We’ve never danced to this kind of song before. It’s the kind of song where you sway together and make a lot of eye contact and smile. It feels different, like we’re already older versions of Peter and Lara Jean.
Across the dance floor, Trina and Kitty and Margot are dancing in a circle, with Grandma in the middle. Haven is dancing with my dad. She catches my eye and mouths, He’s so cute. Peter, not my dad. He is. He is so, so cute.
I will never forget tonight, not for as long as I live. One day, if I’m lucky, I’ll tell some young girl all my stories, just like Stormy told me hers. And I’ll get to live them again.
When I’m old and gray, I will look back on this night, and I will remember it just as it was.
Is.
We’re still here. It’s not the future yet.
* * *
That night, after all the guests have gone, after the chairs have been stacked back up, and the leftovers put in the fridge, I go up to my room to change out of my dress. Sitting on the bed is my yearbook. I flip to the back of the book, and there it is, Peter’s message to me.

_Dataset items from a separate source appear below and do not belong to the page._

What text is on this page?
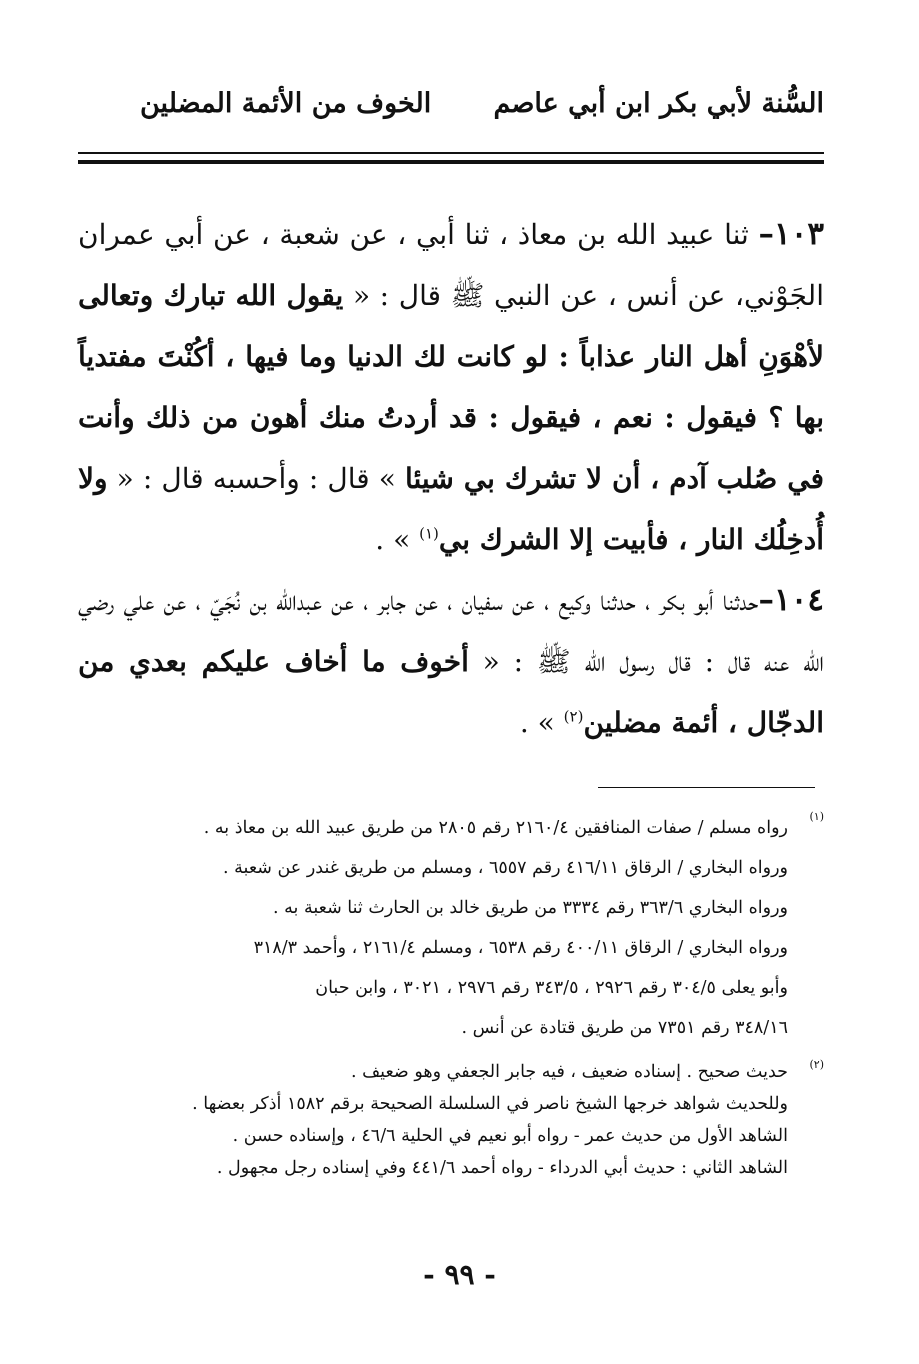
السُّنة لأبي بكر ابن أبي عاصم
الخوف من الأئمة المضلين

١٠٣– ثنا عبيد الله بن معاذ ، ثنا أبي ، عن شعبة ، عن أبي عمران الجَوْني، عن أنس ، عن النبي ﷺ قال : « يقول الله تبارك وتعالى لأهْوَنِ أهل النار عذاباً : لو كانت لك الدنيا وما فيها ، أكُنْتَ مفتدياً بها ؟ فيقول : نعم ، فيقول : قد أردتُ منك أهون من ذلك وأنت في صُلب آدم ، أن لا تشرك بي شيئا » قال : وأحسبه قال : « ولا أُدخِلُك النار ، فأبيت إلا الشرك بي$^{(١)}$ » .

١٠٤–حدثنا أبو بكر ، حدثنا وكيع ، عن سفيان ، عن جابر ، عن عبدالله بن نُجَيّ ، عن علي رضي الله عنه قال : قال رسول الله ﷺ : « أخوف ما أخاف عليكم بعدي من الدجّال ، أئمة مضلين$^{(٢)}$ » .

(١)

رواه مسلم / صفات المنافقين ٢١٦٠/٤ رقم ٢٨٠٥ من طريق عبيد الله بن معاذ به .

ورواه البخاري / الرقاق ٤١٦/١١ رقم ٦٥٥٧ ، ومسلم من طريق غندر عن شعبة .

ورواه البخاري ٣٦٣/٦ رقم ٣٣٣٤ من طريق خالد بن الحارث ثنا شعبة به .

ورواه البخاري / الرقاق ٤٠٠/١١ رقم ٦٥٣٨ ، ومسلم ٢١٦١/٤ ، وأحمد ٣١٨/٣

وأبو يعلى ٣٠٤/٥ رقم ٢٩٢٦ ، ٣٤٣/٥ رقم ٢٩٧٦ ، ٣٠٢١ ، وابن حبان

٣٤٨/١٦ رقم ٧٣٥١ من طريق قتادة عن أنس .

(٢)

حديث صحيح . إسناده ضعيف ، فيه جابر الجعفي وهو ضعيف .

وللحديث شواهد خرجها الشيخ ناصر في السلسلة الصحيحة برقم ١٥٨٢ أذكر بعضها .

الشاهد الأول من حديث عمر - رواه أبو نعيم في الحلية ٤٦/٦ ، وإسناده حسن .

الشاهد الثاني : حديث أبي الدرداء - رواه أحمد ٤٤١/٦ وفي إسناده رجل مجهول .

- ٩٩ -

Only, it’s not a message, it’s a contract.
Lara Jean and Peter’s Amended Contract
Peter will write a letter to Lara Jean once a week. A real handwritten letter, not an e-mail.
Lara Jean will call Peter once a day. Preferably the last call of the night, before she goes to bed.

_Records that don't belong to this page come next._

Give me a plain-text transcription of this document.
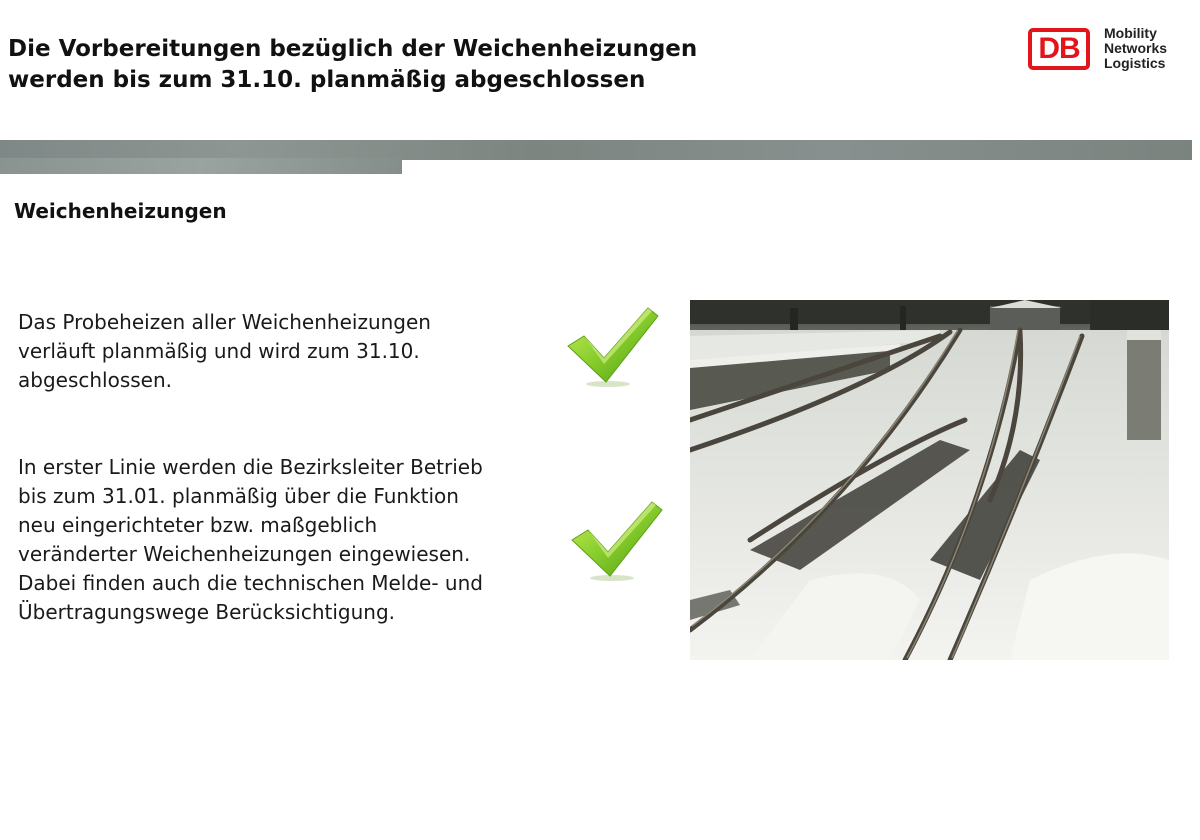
Die Vorbereitungen bezüglich der Weichenheizungen
werden bis zum 31.10. planmäßig abgeschlossen
DB	Mobility
Networks
Logistics
Weichenheizungen
Das Probeheizen aller Weichenheizungen
verläuft planmäßig und wird zum 31.10.
abgeschlossen.
In erster Linie werden die Bezirksleiter Betrieb
bis zum 31.01. planmäßig über die Funktion
neu eingerichteter bzw. maßgeblich
veränderter Weichenheizungen eingewiesen.
Dabei finden auch die technischen Melde- und
Übertragungswege Berücksichtigung.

Lara Jean will put up a picture of Peter’s choosing on her wall.
Peter will keep the scrapbook out on his desk so any interested parties will see that he is taken.
Peter and Lara Jean will always tell each other the truth, even when it’s hard.
Peter will love Lara Jean with all his heart, always.
 
 
41

THE NIGHT BEFORE I LEAVE for college, there is a Perseids meteor shower in the forecast. It’s supposed to be a good one. Peter and I are going out to the lake to watch. Kitty doesn’t say so, but she wants to come too; she’s dying to. Her whole body is rigid with wanting and not being able to ask. Any other time I would say yes. When I say good-bye, her lips twist in disappointment for just a second, but she hides it well. How hard it must be to be the youngest sometimes, to be the one left behind.
In the car I feel sick with guilt for being so possessive about my time with Peter. It’s just that there’s so little time left now. . . . I’m a terrible big sister. Margot would have brought her.